Western Australia’s peak environment group has renewed its call for the McGowan Government, industry, and community to step up efforts towards the protection of native wildlife and endangered species following the release of the Auditor General’s report today.


Key findings in the Auditor’s Rich and Rare: Conservation of Threatened Species Follow Up Audit show that while there have been some recent improvements, there is a lot more work to do to protect WA’s unique wildlife and biodiversity.

The report identifies a significant increase in the number of threatened species since the last audit in 2009, and reveals that many of the recovery plans for these species remain unfunded, and are not activated ‘because funding for action does not automatically or systematically follow when they are created’. Other concerns raised in the report include the lack of effective monitoring and reporting on the state of biodiversity.

CCWA Director Piers Verstegen said the latest Auditor’s report is a wake-up call for the government, industry, and community that more needs to be done to protect our unique wildlife and biodiversity.

“We live in a global biodiversity hotspot – so named because of the incredible diversity of unique species – but also because of the serious threats to the survival of these species.

“This is an important reminder from the Auditor General on the eve of the state budget, showing that there is a lot more work to do to protect our unique wildlife.

“The public release of the Biodiversity Audit II, which was suppressed under the previous government, is one important step towards improving publicly available reporting and monitoring information in line with the Auditor’s recommendations. Releasing this data is critical to building awareness and support in the community for wildlife protection, and we understand that the DBPA is currently considering how the information can be released.

“The lack of funding for recovery efforts for threatened species is also a serious concern, and on the eve of the state budget this is a timely reminder that adequate resources must be committed to wildlife protection.

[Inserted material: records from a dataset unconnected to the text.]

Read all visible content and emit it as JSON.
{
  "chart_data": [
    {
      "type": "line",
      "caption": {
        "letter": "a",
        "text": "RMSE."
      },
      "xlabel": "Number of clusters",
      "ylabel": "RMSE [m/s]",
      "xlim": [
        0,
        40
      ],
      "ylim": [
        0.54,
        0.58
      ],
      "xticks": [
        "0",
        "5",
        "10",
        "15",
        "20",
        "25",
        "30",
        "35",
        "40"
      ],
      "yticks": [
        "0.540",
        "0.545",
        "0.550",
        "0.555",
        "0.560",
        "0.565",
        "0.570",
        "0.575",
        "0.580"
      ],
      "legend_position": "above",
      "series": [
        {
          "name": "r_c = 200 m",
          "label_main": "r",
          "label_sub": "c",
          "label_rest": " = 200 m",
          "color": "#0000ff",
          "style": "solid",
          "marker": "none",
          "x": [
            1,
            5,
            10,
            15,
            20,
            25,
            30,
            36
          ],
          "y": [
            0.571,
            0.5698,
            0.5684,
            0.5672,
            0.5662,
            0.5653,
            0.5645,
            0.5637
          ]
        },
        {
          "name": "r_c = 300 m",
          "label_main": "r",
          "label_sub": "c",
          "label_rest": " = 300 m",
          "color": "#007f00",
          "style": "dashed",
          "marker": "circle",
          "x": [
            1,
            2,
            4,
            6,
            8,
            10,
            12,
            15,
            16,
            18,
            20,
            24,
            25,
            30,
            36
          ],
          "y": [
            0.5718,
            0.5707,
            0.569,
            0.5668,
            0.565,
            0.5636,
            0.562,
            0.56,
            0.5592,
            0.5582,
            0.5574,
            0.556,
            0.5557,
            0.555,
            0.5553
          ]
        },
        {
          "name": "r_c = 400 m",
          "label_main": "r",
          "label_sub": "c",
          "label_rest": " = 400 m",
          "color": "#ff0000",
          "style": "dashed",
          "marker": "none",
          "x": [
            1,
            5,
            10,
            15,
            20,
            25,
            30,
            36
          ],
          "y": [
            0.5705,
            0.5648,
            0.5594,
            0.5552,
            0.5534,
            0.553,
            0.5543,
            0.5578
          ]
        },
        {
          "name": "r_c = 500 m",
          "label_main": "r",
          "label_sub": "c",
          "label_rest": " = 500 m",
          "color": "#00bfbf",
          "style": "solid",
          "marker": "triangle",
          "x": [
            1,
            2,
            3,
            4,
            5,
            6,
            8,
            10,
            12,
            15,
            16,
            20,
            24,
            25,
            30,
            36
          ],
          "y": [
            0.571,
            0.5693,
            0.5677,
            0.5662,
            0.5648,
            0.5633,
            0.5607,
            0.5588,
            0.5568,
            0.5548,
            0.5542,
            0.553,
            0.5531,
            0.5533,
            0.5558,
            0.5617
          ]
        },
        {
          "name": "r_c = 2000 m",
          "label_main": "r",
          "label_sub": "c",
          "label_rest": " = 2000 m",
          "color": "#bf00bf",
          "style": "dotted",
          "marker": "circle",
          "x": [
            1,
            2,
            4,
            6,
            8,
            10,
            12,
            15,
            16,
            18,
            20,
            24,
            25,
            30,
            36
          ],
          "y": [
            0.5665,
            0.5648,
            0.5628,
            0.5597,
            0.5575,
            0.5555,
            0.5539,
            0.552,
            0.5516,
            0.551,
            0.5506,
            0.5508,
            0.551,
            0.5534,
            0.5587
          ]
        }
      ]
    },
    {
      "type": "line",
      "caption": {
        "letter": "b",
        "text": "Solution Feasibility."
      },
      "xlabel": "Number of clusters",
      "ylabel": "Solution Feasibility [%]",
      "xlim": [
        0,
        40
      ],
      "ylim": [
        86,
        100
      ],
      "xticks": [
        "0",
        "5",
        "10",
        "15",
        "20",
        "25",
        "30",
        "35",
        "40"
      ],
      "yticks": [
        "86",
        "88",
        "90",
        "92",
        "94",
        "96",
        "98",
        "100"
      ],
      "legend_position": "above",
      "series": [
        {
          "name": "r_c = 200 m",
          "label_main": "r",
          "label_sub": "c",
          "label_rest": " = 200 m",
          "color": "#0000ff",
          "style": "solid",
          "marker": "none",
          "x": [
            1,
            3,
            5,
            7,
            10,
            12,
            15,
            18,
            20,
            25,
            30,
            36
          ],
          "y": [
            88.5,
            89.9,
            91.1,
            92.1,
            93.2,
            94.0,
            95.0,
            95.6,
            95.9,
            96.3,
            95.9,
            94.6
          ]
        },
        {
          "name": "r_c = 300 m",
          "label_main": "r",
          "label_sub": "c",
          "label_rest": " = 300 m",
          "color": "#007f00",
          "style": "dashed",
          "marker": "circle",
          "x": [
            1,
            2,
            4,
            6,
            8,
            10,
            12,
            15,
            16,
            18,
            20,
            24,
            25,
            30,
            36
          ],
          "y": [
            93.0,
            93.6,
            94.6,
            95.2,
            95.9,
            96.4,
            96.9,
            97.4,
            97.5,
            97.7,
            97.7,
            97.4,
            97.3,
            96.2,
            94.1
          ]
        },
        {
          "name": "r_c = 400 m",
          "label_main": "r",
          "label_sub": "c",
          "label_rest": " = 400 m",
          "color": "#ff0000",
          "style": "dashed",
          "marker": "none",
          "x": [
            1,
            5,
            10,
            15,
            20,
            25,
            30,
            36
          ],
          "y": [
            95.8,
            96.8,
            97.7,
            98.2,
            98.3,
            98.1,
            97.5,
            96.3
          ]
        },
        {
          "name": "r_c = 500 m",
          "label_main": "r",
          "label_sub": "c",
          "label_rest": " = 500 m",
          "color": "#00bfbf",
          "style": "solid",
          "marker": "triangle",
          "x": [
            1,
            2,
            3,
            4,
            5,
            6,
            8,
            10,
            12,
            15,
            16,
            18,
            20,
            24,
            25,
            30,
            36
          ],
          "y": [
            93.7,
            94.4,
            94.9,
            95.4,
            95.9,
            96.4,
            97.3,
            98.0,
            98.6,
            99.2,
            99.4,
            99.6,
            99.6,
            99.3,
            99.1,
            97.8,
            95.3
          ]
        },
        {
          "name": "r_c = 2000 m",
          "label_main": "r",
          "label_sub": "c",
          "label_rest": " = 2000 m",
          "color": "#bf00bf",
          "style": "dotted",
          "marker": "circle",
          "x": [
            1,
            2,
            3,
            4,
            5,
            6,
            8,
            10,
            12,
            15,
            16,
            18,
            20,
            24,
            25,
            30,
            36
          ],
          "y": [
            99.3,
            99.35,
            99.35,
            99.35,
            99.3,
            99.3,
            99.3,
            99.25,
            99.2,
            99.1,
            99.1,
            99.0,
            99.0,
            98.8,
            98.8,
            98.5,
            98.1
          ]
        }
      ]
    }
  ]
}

“While funding is critical, many actions can be taken at no cost to Government.

“We know that the greatest threat to wildlife here in WA is loss of habitat through logging, clearing, burning, and the effects of climate change.

“Under the Barnett Government, native vegetation clearing regulations were weakened and increases to logging of native forest were approved.

“We are hopeful that the new McGowan Government will move to address these issues, including through protecting High Conservation Value forests, and transitioning the WA timber industry to sustainable farm forestry in line with commitments made by WA Labor before the election.

“The next decade will be critical to the survival of many unique species – both iconic animals such as the Carnaby’s Cockatoo and the Numbat, as well as lesser known but equally important wildlife that exists nowhere else on Earth. 

“Now is our chance to secure a future for our wildlife but we must take action now.”